If just reading that sentence makes your heart race, you might be caught up in hustle culture, a movement that tells women they can have it all, do it all, and be their own manicured, blemish-free organic yogurt supplier and handmade sweater knitter, too. That is, if they just try a little harder.
Hustle culture fetishizes doing and having it all the way glossy women’s magazines used to swoon over the “perfect” proportions of swimsuit models like Cindy Crawford and Claudia Schiffer. While diet regimens, weight-loss pills, and the torture device known as control-top pantyhose used to be the products readers were prescribed, now it’s a mortar and pestle to grind your own spices (sorry, pepper mill), a bottle of “Ayurvedic antioxidant transformational food” (whatever that is), and travel-sized massage balls to soothe your muscles after those twice-daily workouts you really ought to squeeze into every business trip.
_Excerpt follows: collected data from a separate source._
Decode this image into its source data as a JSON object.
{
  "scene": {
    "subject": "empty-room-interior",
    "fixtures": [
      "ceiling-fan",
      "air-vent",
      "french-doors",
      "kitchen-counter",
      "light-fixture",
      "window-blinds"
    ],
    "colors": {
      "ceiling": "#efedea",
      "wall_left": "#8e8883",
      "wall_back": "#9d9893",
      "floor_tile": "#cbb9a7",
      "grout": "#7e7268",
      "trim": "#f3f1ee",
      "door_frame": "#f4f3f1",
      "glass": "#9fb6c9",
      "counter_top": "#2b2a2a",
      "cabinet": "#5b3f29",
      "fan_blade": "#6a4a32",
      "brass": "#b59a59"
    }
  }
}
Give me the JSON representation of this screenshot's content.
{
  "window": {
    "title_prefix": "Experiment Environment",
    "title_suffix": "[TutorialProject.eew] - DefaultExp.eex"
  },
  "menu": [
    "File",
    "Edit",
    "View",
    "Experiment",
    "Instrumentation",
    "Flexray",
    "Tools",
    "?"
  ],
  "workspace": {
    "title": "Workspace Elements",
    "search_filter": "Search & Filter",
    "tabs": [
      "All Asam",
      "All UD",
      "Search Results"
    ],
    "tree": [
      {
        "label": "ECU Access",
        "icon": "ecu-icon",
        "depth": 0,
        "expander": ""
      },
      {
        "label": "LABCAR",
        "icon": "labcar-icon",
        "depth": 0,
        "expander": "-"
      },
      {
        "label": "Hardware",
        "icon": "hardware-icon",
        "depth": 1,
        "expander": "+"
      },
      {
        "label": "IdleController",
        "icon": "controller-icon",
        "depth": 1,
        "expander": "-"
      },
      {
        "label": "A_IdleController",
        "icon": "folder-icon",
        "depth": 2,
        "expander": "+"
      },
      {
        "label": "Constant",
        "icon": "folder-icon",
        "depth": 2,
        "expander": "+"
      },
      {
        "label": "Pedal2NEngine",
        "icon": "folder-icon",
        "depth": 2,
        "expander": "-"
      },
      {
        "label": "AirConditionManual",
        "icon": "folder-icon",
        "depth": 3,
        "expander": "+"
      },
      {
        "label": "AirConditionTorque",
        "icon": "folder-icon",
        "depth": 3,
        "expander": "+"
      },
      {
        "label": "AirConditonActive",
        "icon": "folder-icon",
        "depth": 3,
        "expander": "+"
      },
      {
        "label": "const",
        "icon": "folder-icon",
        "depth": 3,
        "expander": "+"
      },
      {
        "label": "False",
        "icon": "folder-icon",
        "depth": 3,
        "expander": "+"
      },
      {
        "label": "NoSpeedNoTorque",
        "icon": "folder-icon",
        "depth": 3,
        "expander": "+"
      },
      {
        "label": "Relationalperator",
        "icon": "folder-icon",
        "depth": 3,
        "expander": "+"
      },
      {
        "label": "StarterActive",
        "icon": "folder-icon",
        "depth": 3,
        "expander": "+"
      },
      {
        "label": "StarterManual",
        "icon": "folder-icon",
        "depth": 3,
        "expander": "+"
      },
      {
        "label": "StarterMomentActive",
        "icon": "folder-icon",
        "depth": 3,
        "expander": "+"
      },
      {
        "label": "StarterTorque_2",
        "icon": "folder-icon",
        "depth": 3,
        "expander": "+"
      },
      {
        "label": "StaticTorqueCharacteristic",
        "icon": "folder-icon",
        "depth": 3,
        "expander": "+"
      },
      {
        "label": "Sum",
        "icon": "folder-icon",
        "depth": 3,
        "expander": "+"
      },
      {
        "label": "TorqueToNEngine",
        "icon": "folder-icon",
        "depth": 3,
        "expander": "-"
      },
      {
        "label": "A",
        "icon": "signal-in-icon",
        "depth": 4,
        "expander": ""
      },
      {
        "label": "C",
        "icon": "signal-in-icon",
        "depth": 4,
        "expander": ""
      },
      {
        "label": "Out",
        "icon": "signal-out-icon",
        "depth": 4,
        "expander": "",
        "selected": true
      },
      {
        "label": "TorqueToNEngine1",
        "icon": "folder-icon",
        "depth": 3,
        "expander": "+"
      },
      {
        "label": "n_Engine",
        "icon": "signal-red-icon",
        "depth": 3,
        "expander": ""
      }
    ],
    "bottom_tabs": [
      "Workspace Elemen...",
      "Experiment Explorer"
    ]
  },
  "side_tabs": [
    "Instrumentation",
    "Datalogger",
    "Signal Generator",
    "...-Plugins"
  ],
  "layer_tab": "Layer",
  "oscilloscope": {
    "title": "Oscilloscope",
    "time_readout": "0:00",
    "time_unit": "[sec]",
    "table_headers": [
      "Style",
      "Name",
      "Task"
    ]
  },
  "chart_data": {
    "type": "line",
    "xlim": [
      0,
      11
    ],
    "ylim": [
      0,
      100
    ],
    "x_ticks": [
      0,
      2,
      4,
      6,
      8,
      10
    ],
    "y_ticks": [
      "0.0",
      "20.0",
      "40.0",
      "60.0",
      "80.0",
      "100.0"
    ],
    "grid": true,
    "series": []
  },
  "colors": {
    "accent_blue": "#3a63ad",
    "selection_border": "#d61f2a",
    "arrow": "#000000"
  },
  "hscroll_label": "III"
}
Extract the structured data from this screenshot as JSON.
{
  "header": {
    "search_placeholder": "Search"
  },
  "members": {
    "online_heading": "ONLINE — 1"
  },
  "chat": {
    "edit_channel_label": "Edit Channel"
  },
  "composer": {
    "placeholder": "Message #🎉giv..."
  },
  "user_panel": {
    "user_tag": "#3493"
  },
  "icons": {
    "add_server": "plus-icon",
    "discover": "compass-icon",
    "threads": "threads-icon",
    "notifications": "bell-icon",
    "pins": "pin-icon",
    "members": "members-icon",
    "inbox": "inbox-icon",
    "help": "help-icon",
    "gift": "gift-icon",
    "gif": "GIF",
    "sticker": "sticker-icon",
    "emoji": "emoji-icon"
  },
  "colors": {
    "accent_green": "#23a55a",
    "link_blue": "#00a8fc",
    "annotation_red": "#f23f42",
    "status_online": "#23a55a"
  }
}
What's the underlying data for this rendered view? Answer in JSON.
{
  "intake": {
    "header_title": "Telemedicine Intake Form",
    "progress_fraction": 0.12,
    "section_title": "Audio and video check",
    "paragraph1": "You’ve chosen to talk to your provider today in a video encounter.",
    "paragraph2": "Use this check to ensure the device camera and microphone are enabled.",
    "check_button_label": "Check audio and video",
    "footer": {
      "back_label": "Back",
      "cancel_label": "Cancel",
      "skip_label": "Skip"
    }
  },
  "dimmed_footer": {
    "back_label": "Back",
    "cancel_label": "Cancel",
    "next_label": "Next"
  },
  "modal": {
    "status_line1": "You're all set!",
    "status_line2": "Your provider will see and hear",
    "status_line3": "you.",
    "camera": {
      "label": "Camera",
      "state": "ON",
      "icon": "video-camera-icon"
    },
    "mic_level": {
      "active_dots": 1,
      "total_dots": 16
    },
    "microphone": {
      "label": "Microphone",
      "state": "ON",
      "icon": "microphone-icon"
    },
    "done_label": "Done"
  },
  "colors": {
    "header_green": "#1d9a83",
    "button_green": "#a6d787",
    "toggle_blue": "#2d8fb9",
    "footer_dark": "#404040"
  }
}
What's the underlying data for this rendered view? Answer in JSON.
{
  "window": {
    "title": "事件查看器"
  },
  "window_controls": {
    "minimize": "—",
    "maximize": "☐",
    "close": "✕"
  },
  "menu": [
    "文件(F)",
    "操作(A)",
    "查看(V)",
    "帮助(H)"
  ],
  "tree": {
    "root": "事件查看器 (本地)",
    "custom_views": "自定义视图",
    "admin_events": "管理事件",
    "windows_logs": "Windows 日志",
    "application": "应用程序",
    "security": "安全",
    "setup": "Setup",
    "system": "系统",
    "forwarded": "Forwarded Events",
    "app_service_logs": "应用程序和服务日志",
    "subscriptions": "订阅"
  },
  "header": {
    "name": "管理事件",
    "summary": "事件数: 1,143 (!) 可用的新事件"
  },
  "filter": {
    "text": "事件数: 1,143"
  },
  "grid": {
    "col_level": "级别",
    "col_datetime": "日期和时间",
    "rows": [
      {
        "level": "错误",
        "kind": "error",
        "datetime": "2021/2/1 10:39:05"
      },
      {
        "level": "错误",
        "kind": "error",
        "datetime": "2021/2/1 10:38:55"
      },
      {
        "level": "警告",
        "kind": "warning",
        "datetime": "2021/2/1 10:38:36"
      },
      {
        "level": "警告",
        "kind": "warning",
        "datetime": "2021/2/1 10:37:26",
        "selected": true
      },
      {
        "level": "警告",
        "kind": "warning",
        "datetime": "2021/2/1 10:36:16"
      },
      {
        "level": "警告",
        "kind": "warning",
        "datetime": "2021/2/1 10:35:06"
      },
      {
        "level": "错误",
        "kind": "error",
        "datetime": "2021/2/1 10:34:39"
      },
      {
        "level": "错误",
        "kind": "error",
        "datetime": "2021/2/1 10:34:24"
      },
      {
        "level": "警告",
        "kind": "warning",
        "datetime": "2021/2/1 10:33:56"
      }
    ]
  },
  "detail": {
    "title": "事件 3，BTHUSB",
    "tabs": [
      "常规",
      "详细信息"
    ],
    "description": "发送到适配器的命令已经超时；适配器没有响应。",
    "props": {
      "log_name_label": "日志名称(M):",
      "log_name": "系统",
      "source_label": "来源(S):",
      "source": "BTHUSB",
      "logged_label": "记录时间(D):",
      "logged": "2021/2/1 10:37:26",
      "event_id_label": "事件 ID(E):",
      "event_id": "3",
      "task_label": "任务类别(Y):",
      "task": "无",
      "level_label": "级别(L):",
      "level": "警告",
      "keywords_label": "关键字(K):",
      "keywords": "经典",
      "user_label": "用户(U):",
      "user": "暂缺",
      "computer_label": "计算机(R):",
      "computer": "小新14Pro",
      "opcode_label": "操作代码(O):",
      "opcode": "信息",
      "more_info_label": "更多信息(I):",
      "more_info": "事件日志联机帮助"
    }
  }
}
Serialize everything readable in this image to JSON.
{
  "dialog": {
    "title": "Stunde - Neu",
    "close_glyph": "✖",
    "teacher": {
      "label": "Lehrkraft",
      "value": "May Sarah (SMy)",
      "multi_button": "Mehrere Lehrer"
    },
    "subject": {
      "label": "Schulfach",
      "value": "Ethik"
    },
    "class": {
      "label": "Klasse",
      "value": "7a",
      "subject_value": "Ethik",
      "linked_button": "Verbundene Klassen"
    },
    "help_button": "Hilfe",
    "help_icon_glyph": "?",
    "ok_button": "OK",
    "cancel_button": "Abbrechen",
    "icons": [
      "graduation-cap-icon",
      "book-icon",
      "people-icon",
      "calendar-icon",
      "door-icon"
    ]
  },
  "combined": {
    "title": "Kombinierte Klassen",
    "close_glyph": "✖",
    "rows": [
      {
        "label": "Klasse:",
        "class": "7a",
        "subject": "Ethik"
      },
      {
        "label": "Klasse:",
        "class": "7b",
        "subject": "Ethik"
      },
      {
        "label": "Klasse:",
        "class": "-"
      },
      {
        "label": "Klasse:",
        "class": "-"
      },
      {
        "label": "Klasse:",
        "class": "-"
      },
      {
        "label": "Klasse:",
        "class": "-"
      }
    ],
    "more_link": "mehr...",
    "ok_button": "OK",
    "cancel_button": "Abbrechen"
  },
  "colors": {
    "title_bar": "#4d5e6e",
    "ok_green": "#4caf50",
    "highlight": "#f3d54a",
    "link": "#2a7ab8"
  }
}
Insert silent scream here.
The place where hustle culture meets wellness is particularly confusing. It can be inspiring to read about, say, a 25-year-old who runs an ethical retail empire in between building schoolhouses for children in the developing world with her bare hands — and still finding time in their day (every day) to meditate and practice Bikram yoga via Skype with the guru she met last year in Bali. But without seeing the complete picture of a person’s life, that kind of image can also make you feel inadequate. (Like in the way that Kate Moss’ cleavage made this writer feel inadequate during her insecure teenage years.)
The products and suggestions themselves aren’t the problem (yes, okay, a travel-size massage ball feels amazing on your feet at the end of a long day). Rather, it’s the idea that we’re told we need to buy or do certain things to be successful and whole and well by people who aren’t simply inspiring us, but selling us an idealized version of their lives — you know, that thing we all do on Instagram. The line between what’s real and possible and what’s aspirational and unrealistic has become blurrier than ever.
In the same way we’ve stopped modeling our physical selves on the unattainable standards set by supermodels, it’s time to stop beating ourselves up for not “having it all” and realize that basically, that phrase is meaningless. What is “all” anyway, when people are individuals who want different things? On that same note, you don’t have to do it all, and that’s totally okay. Forgive yourself for being human. Think of what you do do, and celebrate those accomplishments along the way; who knows, you may even get inspired for more.